Le désaccord concerne les personnes à extrader pour Alger, et à expulser pour Paris. L’Algérie ne partage pas la méthode de « criblage » française des personnes à expulser.
La justice algérienne réclame plusieurs individus installés en France et poursuivis ou condamnés en Algérie pour des faits de corruption commis sous l’ancien président ou des actes de subversion.
Jusque-là, la justice française n’a pas donné suite à ces demandes, du moins aucune extradition n’a été annoncée publiquement.
La diplomatie algérienne a eu à dénoncer en janvier dernier la sélectivité des autorités françaises dans les extraditions, insistant pour l’éloignement des clandestins et refusant de livrer les personnes recherchées.
Les deux pays sont pourtant liés par une nouvelle convention d’entraide judiciaire signée en 2019 et ratifiée par la France en mars 2021 et par l’Algérie en mai de la même année.
Elle stipule que les deux pays « s’engagent à se livrer réciproquement, selon les règles et sous les conditions établies par cette convention, les personnes poursuivies ou condamnées par leurs autorités judiciaires compétentes ».
Le cas le plus médiatique est celui de l’ancien ministre de l’Industrie Abdeslam Bouchouareb, condamné en Algérie cinq fois à 20 ans de prison pour corruption.
Malgré six demandes d’extradition émises par la justice algérienne, Bouchouareb est assuré de ne pas être remis à l’Algérie après l’arrêt rendu en mars dernier par la cour d’appel d’Aix-en-Provence. La décision est définitive.
L’Algérie, par la voix du ministère des Affaires étrangères, a dénoncé « l’absence totale de coopération du gouvernement français en matière d’entraide judiciaire, en dépit de l’existence de nombreux instruments juridiques internationaux et bilatéraux prévus à cette fin ».
Extraditions : un premier test sérieux pour l’apaisement entre Alger et Paris
Autre cas médiatisé, celui d’un dirigeant du MAK (classé organisation terroriste en Algérie) que la Justice française a refusé à plusieurs reprises de livrer.
Avec d’autres pays, la justice algérienne a pu obtenir des extraditions, comme l’ancien PDG de Sonatrach Abdelmoumene Ould Kaddour, extradé par les Emirats arabes unis, deux anciens militaires livrés par l’Espagne ou encore le dénommé Yacoub Belhasni extradé d’Allemagne.
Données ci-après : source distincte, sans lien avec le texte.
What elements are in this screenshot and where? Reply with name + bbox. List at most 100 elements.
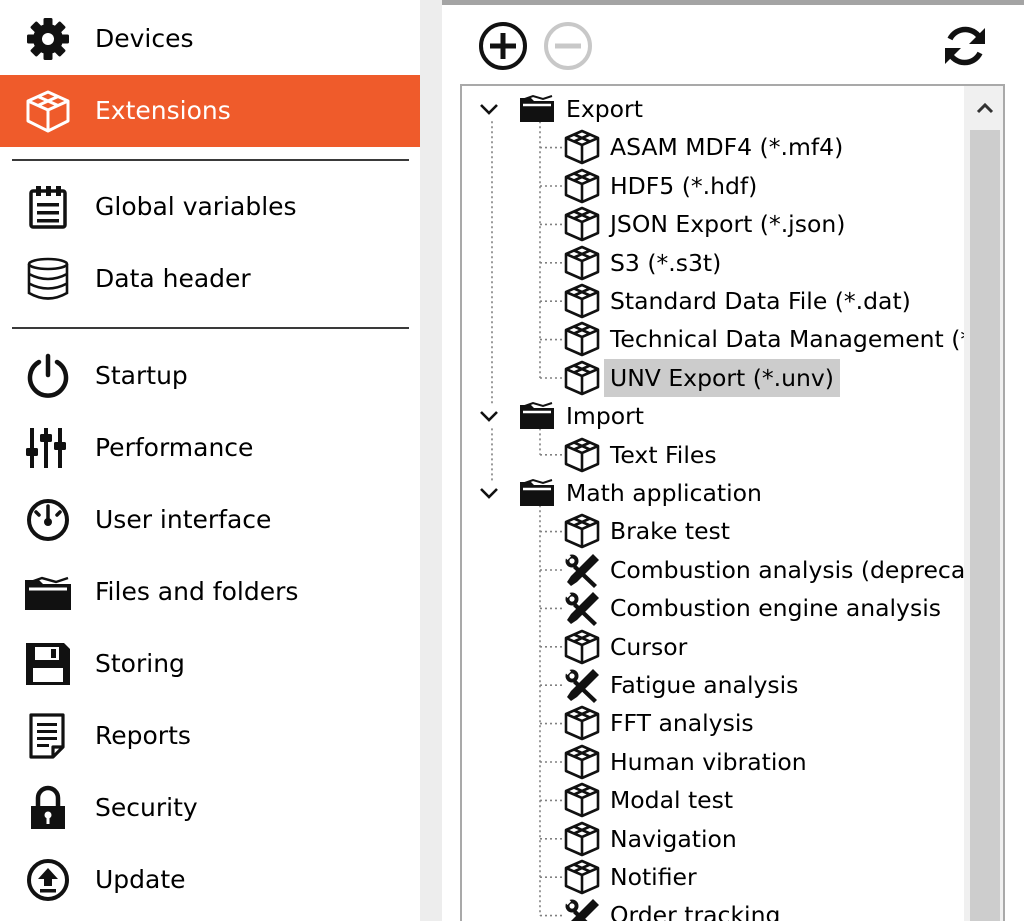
- folder-icon: [518, 91, 556, 127]
- tree-item-label: Technical Data Management (*: [610, 325, 973, 354]
- tree-item-label: Fatigue analysis: [610, 671, 799, 699]
- sidebar-item-label: Security: [95, 793, 198, 822]
- tree-item-label: Navigation: [610, 824, 737, 853]
- scroll-up-button[interactable]: [964, 86, 1003, 130]
- package-icon: [563, 129, 601, 165]
- gear-icon: [22, 17, 74, 61]
- package-icon: [563, 782, 601, 818]
- sidebar-item-label: Performance: [95, 433, 254, 462]
- settings-sidebar: Devices Extensions Global variables Data…: [0, 0, 420, 921]
- sidebar-item-user-interface[interactable]: User interface: [0, 484, 420, 556]
- sidebar-item-label: Extensions: [95, 96, 231, 125]
- database-icon: [22, 257, 74, 301]
- extensions-panel: Export ASAM MDF4 (*.mf4) HDF5 (*.hdf) JSON …: [442, 0, 1024, 921]
- package-icon: [563, 168, 601, 204]
- refresh-button[interactable]: [939, 20, 991, 72]
- folder-icon: [22, 570, 74, 614]
- expand-toggle[interactable]: [478, 482, 500, 504]
- sidebar-item-label: User interface: [95, 505, 272, 534]
- tools-icon: [563, 897, 601, 921]
- lock-icon: [22, 785, 74, 830]
- scrollbar-thumb[interactable]: [970, 130, 1000, 921]
- package-icon: [563, 321, 601, 357]
- sidebar-item-label: Devices: [95, 24, 194, 53]
- power-icon: [22, 353, 74, 398]
- sidebar-item-startup[interactable]: Startup: [0, 340, 420, 412]
- remove-button[interactable]: [542, 20, 594, 72]
- tree-item-label: HDF5 (*.hdf): [610, 171, 758, 200]
- expand-toggle[interactable]: [478, 405, 500, 427]
- tree-item-label: UNV Export (*.unv): [604, 358, 840, 397]
- add-button[interactable]: [477, 20, 529, 72]
- tree-item-label: Combustion engine analysis: [610, 594, 941, 623]
- tree-group-label: Import: [566, 402, 644, 431]
- sidebar-divider: [12, 159, 409, 161]
- sidebar-item-storing[interactable]: Storing: [0, 628, 420, 700]
- sidebar-item-extensions[interactable]: Extensions: [0, 75, 420, 147]
- package-icon: [563, 206, 601, 242]
- sidebar-item-performance[interactable]: Performance: [0, 412, 420, 484]
- tree-item-label: S3 (*.s3t): [610, 248, 722, 277]
- expand-toggle[interactable]: [478, 98, 500, 120]
- tree-item-label: Text Files: [610, 440, 717, 469]
- tools-icon: [563, 590, 601, 627]
- floppy-icon: [22, 642, 74, 686]
- package-icon: [563, 859, 601, 895]
- sidebar-item-reports[interactable]: Reports: [0, 700, 420, 772]
- sidebar-item-label: Data header: [95, 264, 251, 293]
- tree-item-label: Human vibration: [610, 747, 807, 776]
- sidebar-divider: [12, 327, 409, 329]
- sidebar-item-label: Startup: [95, 361, 188, 390]
- chevron-down-icon: [480, 104, 498, 115]
- tree-item-label: ASAM MDF4 (*.mf4): [610, 133, 844, 162]
- chevron-down-icon: [480, 411, 498, 423]
- tree-item-label: Standard Data File (*.dat): [610, 287, 911, 315]
- sidebar-item-files-and-folders[interactable]: Files and folders: [0, 556, 420, 628]
- sidebar-item-global-variables[interactable]: Global variables: [0, 171, 420, 243]
- vertical-scrollbar[interactable]: [964, 86, 1003, 921]
- chevron-up-icon: [976, 102, 993, 114]
- tree-group-label: Export: [566, 95, 643, 123]
- sidebar-item-update[interactable]: Update: [0, 844, 420, 916]
- folder-icon: [518, 475, 556, 511]
- tree-item-label: Modal test: [610, 786, 734, 815]
- minus-circle-icon: [544, 22, 592, 70]
- package-icon: [563, 513, 601, 549]
- sidebar-item-label: Update: [95, 865, 186, 894]
- sidebar-item-security[interactable]: Security: [0, 772, 420, 844]
- refresh-icon: [945, 26, 985, 66]
- sidebar-item-label: Global variables: [95, 192, 297, 221]
- tree-item-label: Brake test: [610, 517, 731, 546]
- document-icon: [22, 713, 74, 759]
- sidebar-item-label: Reports: [95, 721, 191, 750]
- splitter[interactable]: [420, 0, 442, 921]
- package-icon: [563, 629, 601, 665]
- upload-icon: [22, 858, 74, 902]
- tools-icon: [563, 552, 601, 588]
- package-icon: [563, 360, 601, 396]
- tools-icon: [563, 667, 601, 703]
- tree-item-label: Cursor: [610, 632, 688, 661]
- tree-item-label: Order tracking: [610, 901, 781, 921]
- gauge-icon: [22, 498, 74, 542]
- package-icon: [22, 89, 74, 133]
- tree-item-label: Notifier: [610, 863, 697, 891]
- tree-item-label: FFT analysis: [610, 709, 754, 738]
- sliders-icon: [22, 426, 74, 470]
- sidebar-item-devices[interactable]: Devices: [0, 3, 420, 75]
- panel-top-border: [442, 0, 1024, 5]
- folder-icon: [518, 398, 556, 434]
- tree-item-label: Combustion analysis (deprecat: [610, 555, 975, 584]
- package-icon: [563, 283, 601, 319]
- package-icon: [563, 437, 601, 473]
- package-icon: [563, 821, 601, 857]
- extensions-tree[interactable]: Export ASAM MDF4 (*.mf4) HDF5 (*.hdf) JSON …: [460, 84, 1005, 921]
- package-icon: [563, 705, 601, 741]
- package-icon: [563, 245, 601, 281]
- tree-group-label: Math application: [566, 479, 762, 507]
- sidebar-item-label: Storing: [95, 649, 185, 678]
- package-icon: [563, 744, 601, 780]
- sidebar-item-label: Files and folders: [95, 577, 299, 606]
- sidebar-item-data-header[interactable]: Data header: [0, 243, 420, 315]
- clipboard-icon: [22, 185, 74, 229]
En avril 2023, le président de la République avait révélé que l’Espagne a accepté de restituer à l’Algérie 3 hôtels appartenant à Ali Haddad, ancien président du patronat algérien.
La visite de Gérald Darmanin permettra-t-elle d’avancer sur ces questions épineuses ? Les discussions risquent d’être compliquées tant les autorités françaises pourront toujours mettre en avant « l’indépendance de la justice ».